The post-2005 series has tended to shy away from this to the same extent (aside from Victor Meldrew growing a gas mask out of his face), but it’s back, big time, on Saturday night, in a belter of a sequence that delivers old-style scares alongside new-style sympathy for the alien.
It’s a familiar setting too – a return to locations from 2007’s ‘The Sound of Drums’, as ‘The Zygon Inversion’ chooses to narrow its focus to what passes in Wales for London.
There’s none of the globe-trotting of ‘The Zygon Invasion’ and no Rebecca Front either. Instead, the episode draws on the domestic world-building of the Russell T Davies era to deliver something fearful, uncanny and, above all, modern.
For a self-confessed fan of little shops, we reckon this is the first time the Doctor has actually set foot in a convenience store since Len and Harvey’s grocers in ‘Survival’ – and no, it surely cannot be a spoiler to mention that he’s survived. The resolution to last week’s cliffhanger is clever and well-earned, even if, in one key respect, it echoes a sequence from one of Steven Moffat’s most celebrated stories.
You’ll already know from last week that key to the success of all this is Jenna Coleman as Zygon duplicate, Bonnie. In this episode – and we’re choosing our words delicately here – there are times when both Clara and Bonnie appear in the same scene, and here the success of Jenna’s characterisation of ‘Evil Clara’ is most apparent.
Head coolly tilted, Blackpool accent replaced by something closer to Received Pronunciation, she rarely blinks…

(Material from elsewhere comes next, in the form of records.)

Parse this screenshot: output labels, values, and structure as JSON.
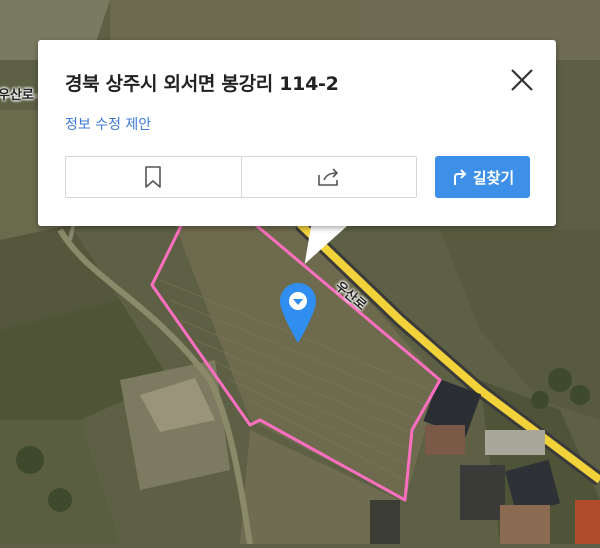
{
  "popup": {
    "address": "경북 상주시 외서면 봉강리 114-2",
    "edit_link": "정보 수정 제안",
    "route_button": "길찾기"
  },
  "map": {
    "road_labels": [
      "우산로",
      "우산로"
    ]
  },
  "colors": {
    "accent": "#3d8fe8",
    "link": "#3d7bd6",
    "parcel_outline": "#ff6fbf",
    "road": "#f2d23a"
  },
  "icons": {
    "close": "close-icon",
    "bookmark": "bookmark-icon",
    "share": "share-icon",
    "route": "route-arrow-icon",
    "pin": "location-pin-icon"
  }
}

There have been many Doctor Who stories, over the years, that have seen companions possessed, cloned or encountering doubles; but here, Bonnie isn’t just a plot device – she is the drama…
It would be the performance of the episode were it not for one ten-minute sequence – the episode’s pivotal scene, and certain to be its most celebrated – in which Capaldi is gifted the kind of material that elevates Doctor Who from rompy melodrama to television with something to say.

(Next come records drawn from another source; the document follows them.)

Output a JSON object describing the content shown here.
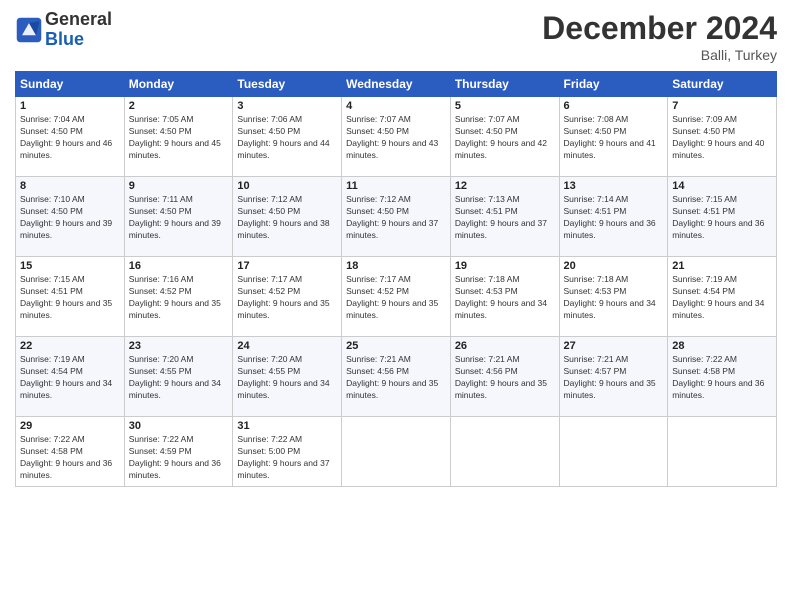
{
  "header": {
    "logo_general": "General",
    "logo_blue": "Blue",
    "month_title": "December 2024",
    "location": "Balli, Turkey"
  },
  "days_of_week": [
    "Sunday",
    "Monday",
    "Tuesday",
    "Wednesday",
    "Thursday",
    "Friday",
    "Saturday"
  ],
  "weeks": [
    [
      {
        "day": "1",
        "sunrise": "Sunrise: 7:04 AM",
        "sunset": "Sunset: 4:50 PM",
        "daylight": "Daylight: 9 hours and 46 minutes."
      },
      {
        "day": "2",
        "sunrise": "Sunrise: 7:05 AM",
        "sunset": "Sunset: 4:50 PM",
        "daylight": "Daylight: 9 hours and 45 minutes."
      },
      {
        "day": "3",
        "sunrise": "Sunrise: 7:06 AM",
        "sunset": "Sunset: 4:50 PM",
        "daylight": "Daylight: 9 hours and 44 minutes."
      },
      {
        "day": "4",
        "sunrise": "Sunrise: 7:07 AM",
        "sunset": "Sunset: 4:50 PM",
        "daylight": "Daylight: 9 hours and 43 minutes."
      },
      {
        "day": "5",
        "sunrise": "Sunrise: 7:07 AM",
        "sunset": "Sunset: 4:50 PM",
        "daylight": "Daylight: 9 hours and 42 minutes."
      },
      {
        "day": "6",
        "sunrise": "Sunrise: 7:08 AM",
        "sunset": "Sunset: 4:50 PM",
        "daylight": "Daylight: 9 hours and 41 minutes."
      },
      {
        "day": "7",
        "sunrise": "Sunrise: 7:09 AM",
        "sunset": "Sunset: 4:50 PM",
        "daylight": "Daylight: 9 hours and 40 minutes."
      }
    ],
    [
      {
        "day": "8",
        "sunrise": "Sunrise: 7:10 AM",
        "sunset": "Sunset: 4:50 PM",
        "daylight": "Daylight: 9 hours and 39 minutes."
      },
      {
        "day": "9",
        "sunrise": "Sunrise: 7:11 AM",
        "sunset": "Sunset: 4:50 PM",
        "daylight": "Daylight: 9 hours and 39 minutes."
      },
      {
        "day": "10",
        "sunrise": "Sunrise: 7:12 AM",
        "sunset": "Sunset: 4:50 PM",
        "daylight": "Daylight: 9 hours and 38 minutes."
      },
      {
        "day": "11",
        "sunrise": "Sunrise: 7:12 AM",
        "sunset": "Sunset: 4:50 PM",
        "daylight": "Daylight: 9 hours and 37 minutes."
      },
      {
        "day": "12",
        "sunrise": "Sunrise: 7:13 AM",
        "sunset": "Sunset: 4:51 PM",
        "daylight": "Daylight: 9 hours and 37 minutes."
      },
      {
        "day": "13",
        "sunrise": "Sunrise: 7:14 AM",
        "sunset": "Sunset: 4:51 PM",
        "daylight": "Daylight: 9 hours and 36 minutes."
      },
      {
        "day": "14",
        "sunrise": "Sunrise: 7:15 AM",
        "sunset": "Sunset: 4:51 PM",
        "daylight": "Daylight: 9 hours and 36 minutes."
      }
    ],
    [
      {
        "day": "15",
        "sunrise": "Sunrise: 7:15 AM",
        "sunset": "Sunset: 4:51 PM",
        "daylight": "Daylight: 9 hours and 35 minutes."
      },
      {
        "day": "16",
        "sunrise": "Sunrise: 7:16 AM",
        "sunset": "Sunset: 4:52 PM",
        "daylight": "Daylight: 9 hours and 35 minutes."
      },
      {
        "day": "17",
        "sunrise": "Sunrise: 7:17 AM",
        "sunset": "Sunset: 4:52 PM",
        "daylight": "Daylight: 9 hours and 35 minutes."
      },
      {
        "day": "18",
        "sunrise": "Sunrise: 7:17 AM",
        "sunset": "Sunset: 4:52 PM",
        "daylight": "Daylight: 9 hours and 35 minutes."
      },
      {
        "day": "19",
        "sunrise": "Sunrise: 7:18 AM",
        "sunset": "Sunset: 4:53 PM",
        "daylight": "Daylight: 9 hours and 34 minutes."
      },
      {
        "day": "20",
        "sunrise": "Sunrise: 7:18 AM",
        "sunset": "Sunset: 4:53 PM",
        "daylight": "Daylight: 9 hours and 34 minutes."
      },
      {
        "day": "21",
        "sunrise": "Sunrise: 7:19 AM",
        "sunset": "Sunset: 4:54 PM",
        "daylight": "Daylight: 9 hours and 34 minutes."
      }
    ],
    [
      {
        "day": "22",
        "sunrise": "Sunrise: 7:19 AM",
        "sunset": "Sunset: 4:54 PM",
        "daylight": "Daylight: 9 hours and 34 minutes."
      },
      {
        "day": "23",
        "sunrise": "Sunrise: 7:20 AM",
        "sunset": "Sunset: 4:55 PM",
        "daylight": "Daylight: 9 hours and 34 minutes."
      },
      {
        "day": "24",
        "sunrise": "Sunrise: 7:20 AM",
        "sunset": "Sunset: 4:55 PM",
        "daylight": "Daylight: 9 hours and 34 minutes."
      },
      {
        "day": "25",
        "sunrise": "Sunrise: 7:21 AM",
        "sunset": "Sunset: 4:56 PM",
        "daylight": "Daylight: 9 hours and 35 minutes."
      },
      {
        "day": "26",
        "sunrise": "Sunrise: 7:21 AM",
        "sunset": "Sunset: 4:56 PM",
        "daylight": "Daylight: 9 hours and 35 minutes."
      },
      {
        "day": "27",
        "sunrise": "Sunrise: 7:21 AM",
        "sunset": "Sunset: 4:57 PM",
        "daylight": "Daylight: 9 hours and 35 minutes."
      },
      {
        "day": "28",
        "sunrise": "Sunrise: 7:22 AM",
        "sunset": "Sunset: 4:58 PM",
        "daylight": "Daylight: 9 hours and 36 minutes."
      }
    ],
    [
      {
        "day": "29",
        "sunrise": "Sunrise: 7:22 AM",
        "sunset": "Sunset: 4:58 PM",
        "daylight": "Daylight: 9 hours and 36 minutes."
      },
      {
        "day": "30",
        "sunrise": "Sunrise: 7:22 AM",
        "sunset": "Sunset: 4:59 PM",
        "daylight": "Daylight: 9 hours and 36 minutes."
      },
      {
        "day": "31",
        "sunrise": "Sunrise: 7:22 AM",
        "sunset": "Sunset: 5:00 PM",
        "daylight": "Daylight: 9 hours and 37 minutes."
      },
      null,
      null,
      null,
      null
    ]
  ]
}
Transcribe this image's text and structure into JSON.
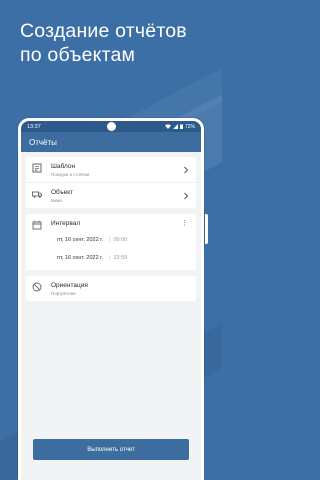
{
  "headline": "Создание отчётов по объектам",
  "status_bar": {
    "time": "13:37",
    "battery": "72%"
  },
  "app_bar": {
    "title": "Отчёты"
  },
  "template_row": {
    "title": "Шаблон",
    "subtitle": "Поездки и стоянки"
  },
  "object_row": {
    "title": "Объект",
    "subtitle": "Вижн"
  },
  "interval": {
    "title": "Интервал",
    "start_date": "пт, 16 сент. 2022 г.",
    "start_time": "00:00",
    "end_date": "пт, 16 сент. 2022 г.",
    "end_time": "23:59",
    "separator": "|"
  },
  "orientation_row": {
    "title": "Ориентация",
    "subtitle": "Портретная"
  },
  "run_button": {
    "label": "Выполнить отчет"
  },
  "colors": {
    "background": "#3c6fa6",
    "app_bar": "#3d6d9f",
    "status_bar": "#2c5a8a"
  }
}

There is one line of dialogue, just one, where the visual metaphor feels laboured; but you are allowed such moments when you’re raising big questions in a way that seeks to be relevant and accessible to all members of the audience – and who better to take the hands of the child audience, guiding them through the big stuff, than Capaldi’s wise, incandescent Doctor?
In this scene, he goes from being Doctor Disco to Dad of the Universe, and not in a way that is cheaply sentimental. ‘The Zygon Inversion’ earns its platform from which to moralise, and it has no greater moral advocate than Capaldi’s Doctor.
In this, as in so much else in the episode, what strikes you is how assured it all is. One gag about the Doctor’s name is handled more deftly than the whole of the ‘Doctor Who? Doctor Whooo?’ story arc of 2011-2013, and in the Zygons, we have a monster that, more completely than any we can think of, succeed in being both creatures of menace and creatures of pity.
The result is a concluding episode which, not for the first time this season, exceeds the opening instalment. Readers of my previews will know that I haven’t unequivocally loved every story this year – although I have loved most – but this two-parter is without doubt a palpable hit.
Airs at 8pm on Saturday 7 November 2015 on BBC One.